Tuesday 24 December 2013

Merry Christmas – and how a gift horse feels when it's looked smack bang in the mouth.

I am never buying Mum a Christmas present – ever again. Talk about ingratitude!

I'm trying to tart myself up, ready for this evening's festivities, when my straighteners decide to give up the ghost.

This is a disaster, because I am a victim of the manufacturers' conspiracy to ensure that, once we start straightening our hair, we will never, ever be able to stop. Not unless we want to spend the rest of our lives looking as if we've had a nasty shock – which we will, every time we look in a mirror.

Max doesn't try to shut me up by claiming I look "fine", either, so the situation's obviously worse than I thought.

I dive into the car and race round to Mum's.

"Can I borrow the straighteners I bought you last Christmas?" I say, at which Mum looks a bit confused.

She also looks extremely peculiar, as she's wearing snowflake-patterned knee socks and a tinsel hairband, so she must have got over her earlier lack of enthusiasm for the festive season. I haven't, mainly due to the state of my hair, which it'll take far more than tinsel to resolve.

"Straighteners?" says Mum eventually, after what feels like half an hour. Then, seeing my expression, she tries again: "Ah, yes, dear. Those straighteners. I'm not entirely sure where I've put them, at the moment. Your hair looks very nice, anyway, so I shouldn't worry about it."

This is an outrageous lie, which I treat with the contempt it deserves, so Mum looks half-heartedly behind the sofa cushions and in a couple of kitchen cupboards, before saying, "Maybe they're in my special drawer upstairs. You put your feet up, Molly, while I have a look."

I haven't got time for sitting down, so I ignore that instruction and instead follow Mum upstairs into the spare bedroom, where I watch as she pulls out an enormous drawer built into the base of the bed. I had no idea it existed until now, though it's far from obvious why it's so special.

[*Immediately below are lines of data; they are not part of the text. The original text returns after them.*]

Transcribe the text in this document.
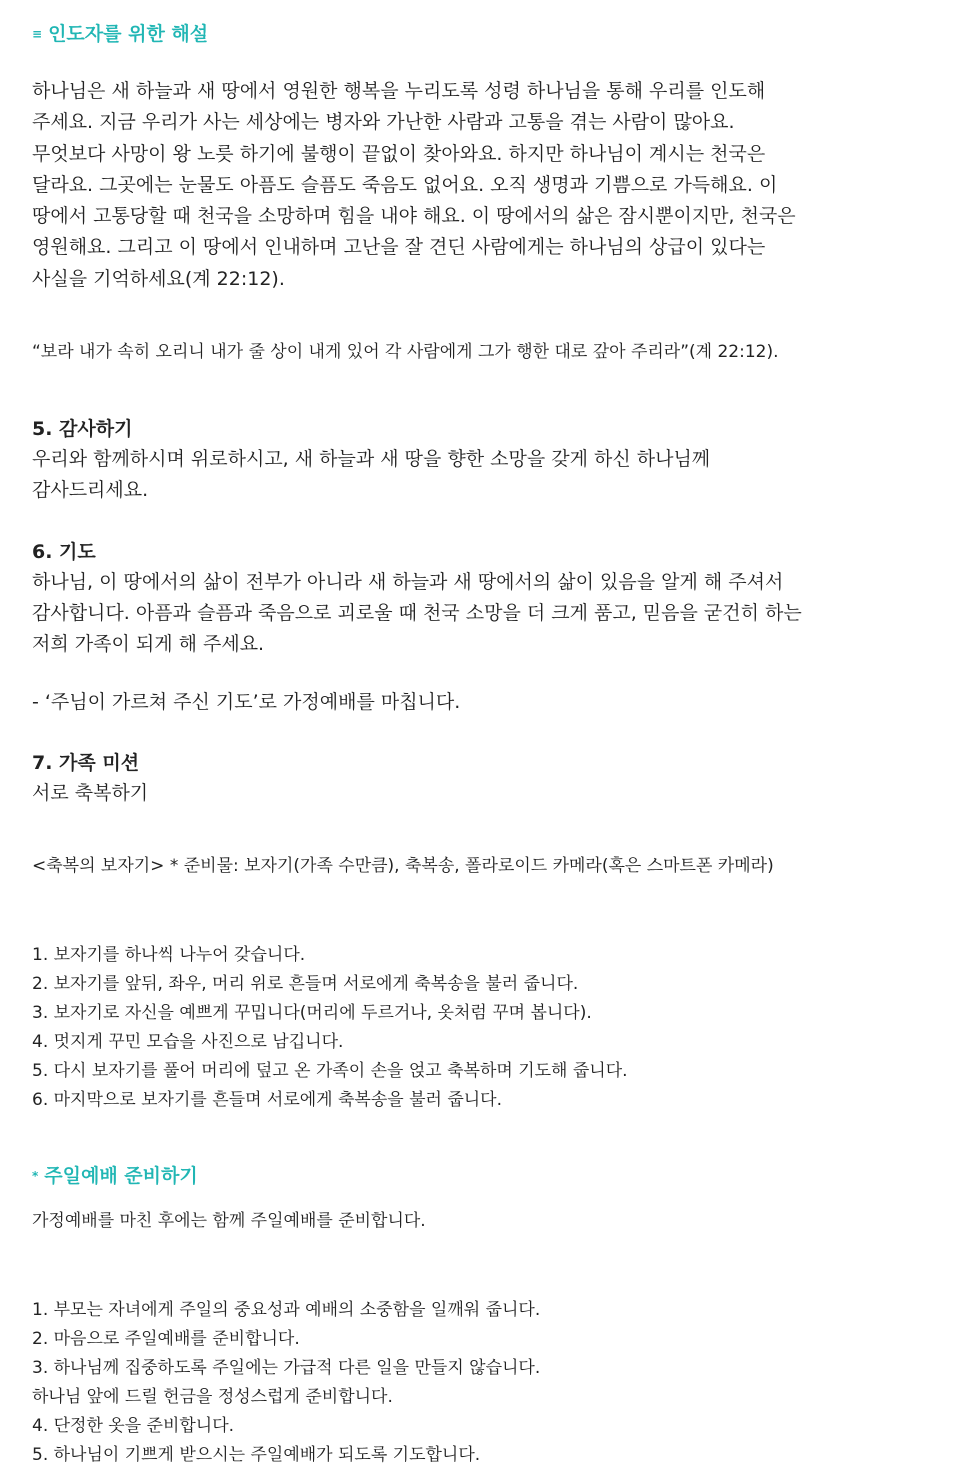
≡ 인도자를 위한 해설

하나님은 새 하늘과 새 땅에서 영원한 행복을 누리도록 성령 하나님을 통해 우리를 인도해
주세요. 지금 우리가 사는 세상에는 병자와 가난한 사람과 고통을 겪는 사람이 많아요.
무엇보다 사망이 왕 노릇 하기에 불행이 끝없이 찾아와요. 하지만 하나님이 계시는 천국은
달라요. 그곳에는 눈물도 아픔도 슬픔도 죽음도 없어요. 오직 생명과 기쁨으로 가득해요. 이
땅에서 고통당할 때 천국을 소망하며 힘을 내야 해요. 이 땅에서의 삶은 잠시뿐이지만, 천국은
영원해요. 그리고 이 땅에서 인내하며 고난을 잘 견딘 사람에게는 하나님의 상급이 있다는
사실을 기억하세요(계 22:12).

“보라 내가 속히 오리니 내가 줄 상이 내게 있어 각 사람에게 그가 행한 대로 갚아 주리라”(계 22:12).

5. 감사하기

우리와 함께하시며 위로하시고, 새 하늘과 새 땅을 향한 소망을 갖게 하신 하나님께
감사드리세요.

6. 기도

하나님, 이 땅에서의 삶이 전부가 아니라 새 하늘과 새 땅에서의 삶이 있음을 알게 해 주셔서
감사합니다. 아픔과 슬픔과 죽음으로 괴로울 때 천국 소망을 더 크게 품고, 믿음을 굳건히 하는
저희 가족이 되게 해 주세요.

- ‘주님이 가르쳐 주신 기도’로 가정예배를 마칩니다.

7. 가족 미션

서로 축복하기

<축복의 보자기> * 준비물: 보자기(가족 수만큼), 축복송, 폴라로이드 카메라(혹은 스마트폰 카메라)

1. 보자기를 하나씩 나누어 갖습니다.
2. 보자기를 앞뒤, 좌우, 머리 위로 흔들며 서로에게 축복송을 불러 줍니다.
3. 보자기로 자신을 예쁘게 꾸밉니다(머리에 두르거나, 옷처럼 꾸며 봅니다).
4. 멋지게 꾸민 모습을 사진으로 남깁니다.
5. 다시 보자기를 풀어 머리에 덮고 온 가족이 손을 얹고 축복하며 기도해 줍니다.
6. 마지막으로 보자기를 흔들며 서로에게 축복송을 불러 줍니다.

* 주일예배 준비하기

가정예배를 마친 후에는 함께 주일예배를 준비합니다.

1. 부모는 자녀에게 주일의 중요성과 예배의 소중함을 일깨워 줍니다.
2. 마음으로 주일예배를 준비합니다.
3. 하나님께 집중하도록 주일에는 가급적 다른 일을 만들지 않습니다.
하나님 앞에 드릴 헌금을 정성스럽게 준비합니다.
4. 단정한 옷을 준비합니다.
5. 하나님이 기쁘게 받으시는 주일예배가 되도록 기도합니다.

I try to look inside as Mum pulls it open, but she moves in front of me, and tries to nudge me out of the way. When that doesn't work, she nudges a bit harder – and then a bit harder, as I resist – until we're almost pushing and shoving. I'm good at that, thanks to all the years I've spent watching Connie and Josh in action, and so eventually, experience pays off and I'm the winner  – which leaves me staring into the drawer in disbelief.

It seems to contain every single present I've bought Mum for at least the last five years, along with loads of other gifts from unknown donors, some still partially covered in wrapping paper.

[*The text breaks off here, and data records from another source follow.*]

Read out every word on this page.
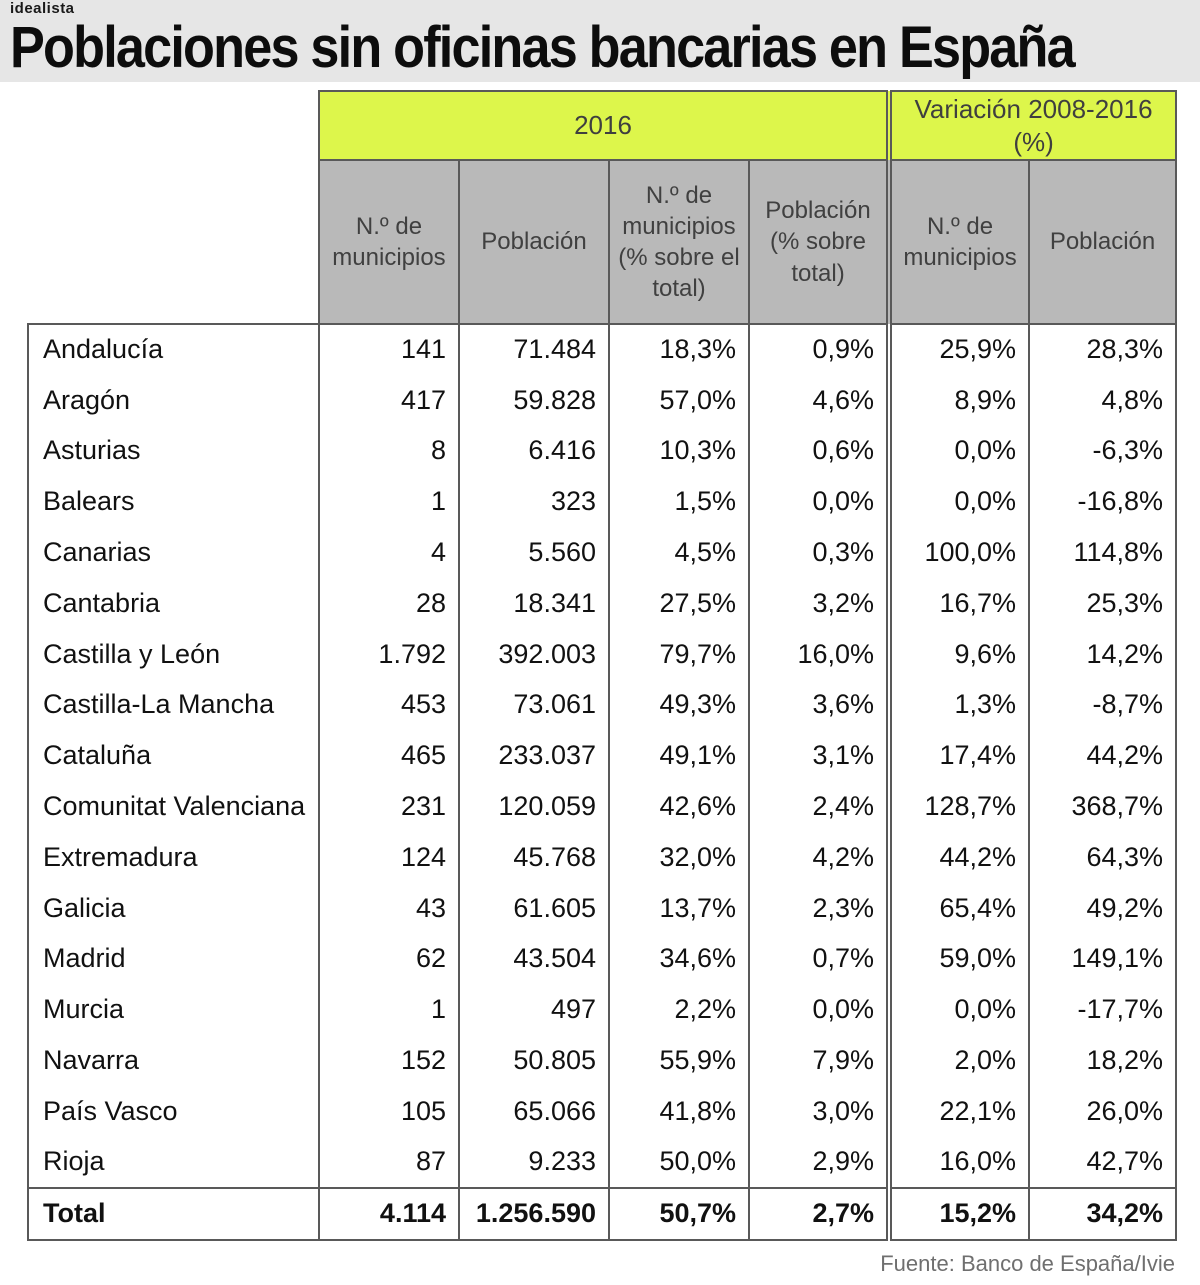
idealista
Poblaciones sin oficinas bancarias en España
	2016				Variación 2008-2016 (%)	
	N.º de municipios	Población	N.º de municipios (% sobre el total)	Población (% sobre total)	N.º de municipios	Población
Andalucía	141	71.484	18,3%	0,9%	25,9%	28,3%
Aragón	417	59.828	57,0%	4,6%	8,9%	4,8%
Asturias	8	6.416	10,3%	0,6%	0,0%	-6,3%
Balears	1	323	1,5%	0,0%	0,0%	-16,8%
Canarias	4	5.560	4,5%	0,3%	100,0%	114,8%
Cantabria	28	18.341	27,5%	3,2%	16,7%	25,3%
Castilla y León	1.792	392.003	79,7%	16,0%	9,6%	14,2%
Castilla-La Mancha	453	73.061	49,3%	3,6%	1,3%	-8,7%
Cataluña	465	233.037	49,1%	3,1%	17,4%	44,2%
Comunitat Valenciana	231	120.059	42,6%	2,4%	128,7%	368,7%
Extremadura	124	45.768	32,0%	4,2%	44,2%	64,3%
Galicia	43	61.605	13,7%	2,3%	65,4%	49,2%
Madrid	62	43.504	34,6%	0,7%	59,0%	149,1%
Murcia	1	497	2,2%	0,0%	0,0%	-17,7%
Navarra	152	50.805	55,9%	7,9%	2,0%	18,2%
País Vasco	105	65.066	41,8%	3,0%	22,1%	26,0%
Rioja	87	9.233	50,0%	2,9%	16,0%	42,7%
Total	4.114	1.256.590	50,7%	2,7%	15,2%	34,2%
Fuente: Banco de España/Ivie
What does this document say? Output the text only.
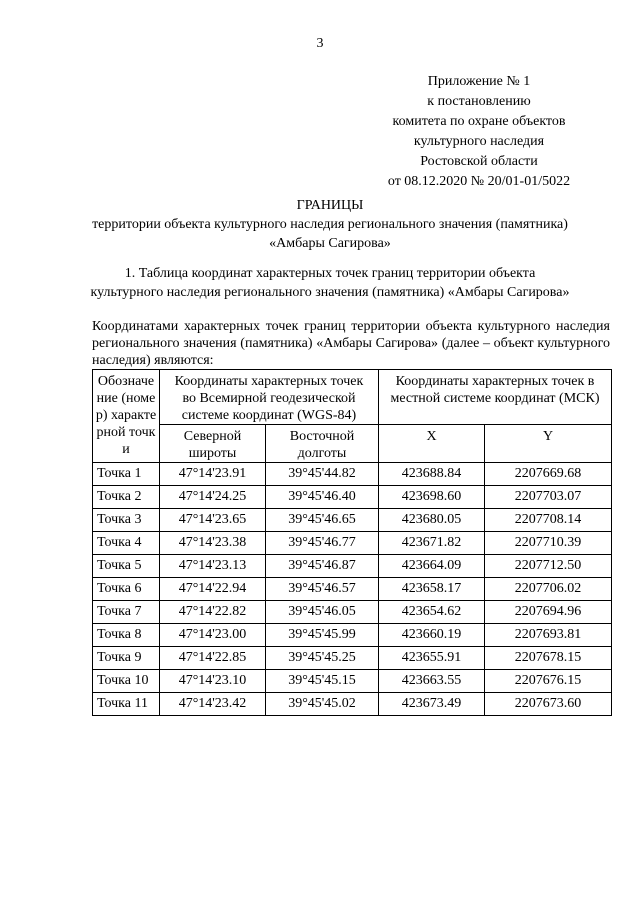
3
Приложение № 1
к постановлению
комитета по охране объектов
культурного наследия
Ростовской области
от 08.12.2020 № 20/01-01/5022
ГРАНИЦЫ
территории объекта культурного наследия регионального значения (памятника)
«Амбары Сагирова»
1. Таблица координат характерных точек границ территории объекта
культурного наследия регионального значения (памятника) «Амбары Сагирова»
Координатами характерных точек границ территории объекта культурного наследия регионального значения (памятника) «Амбары Сагирова» (далее – объект культурного наследия) являются:
Обозначение (номер) характерной точки	Координаты характерных точек во Всемирной геодезической системе координат (WGS-84)		Координаты характерных точек в местной системе координат (МСК)	
	Северной широты	Восточной долготы	X	Y
Точка 1	47°14'23.91	39°45'44.82	423688.84	2207669.68
Точка 2	47°14'24.25	39°45'46.40	423698.60	2207703.07
Точка 3	47°14'23.65	39°45'46.65	423680.05	2207708.14
Точка 4	47°14'23.38	39°45'46.77	423671.82	2207710.39
Точка 5	47°14'23.13	39°45'46.87	423664.09	2207712.50
Точка 6	47°14'22.94	39°45'46.57	423658.17	2207706.02
Точка 7	47°14'22.82	39°45'46.05	423654.62	2207694.96
Точка 8	47°14'23.00	39°45'45.99	423660.19	2207693.81
Точка 9	47°14'22.85	39°45'45.25	423655.91	2207678.15
Точка 10	47°14'23.10	39°45'45.15	423663.55	2207676.15
Точка 11	47°14'23.42	39°45'45.02	423673.49	2207673.60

Well, actually, I should have said every single present I've bought Mum, apart from the bloody straighteners. There's absolutely no sign of those, anywhere.

"Oh," says Mum, closing the drawer so fast that she shuts the hem of her skirt in it, and has to pull it open again. "I think I may have given them to Robin's new girlfriend, now I come to think of it. She's such a nice girl, isn't she?"

"No," I say, not because she isn't, but because if Mum didn't want the damned straighteners, she shouldn't have put them on her Christmas list, and then I wouldn't have had to spend a fortune on them – all so that idiot brother Robin's girlfriend will have lovely sleek, shiny hair when she arrives at my house in less than an hour. While I most certainly will not.

Mum tuts at my ungraciousness , and then helpfully suggests that I try a tinsel hairband like hers – which proves such a bad idea that now I'm going home, to borrow one of Josh's baseball caps. That's if any of those will fit over an atomic mushroom-style cloud of frizzy hair that makes me look as if I've been electrocuted. It's no wonder I have no sex life, is it, even during so-called celebrations?

Merry Christmas to those of you who do, anyway – unless you also manufacture straighteners. I'm going to suggest the Government deals with your irresponsible lack of product warnings, as soon as I return to work.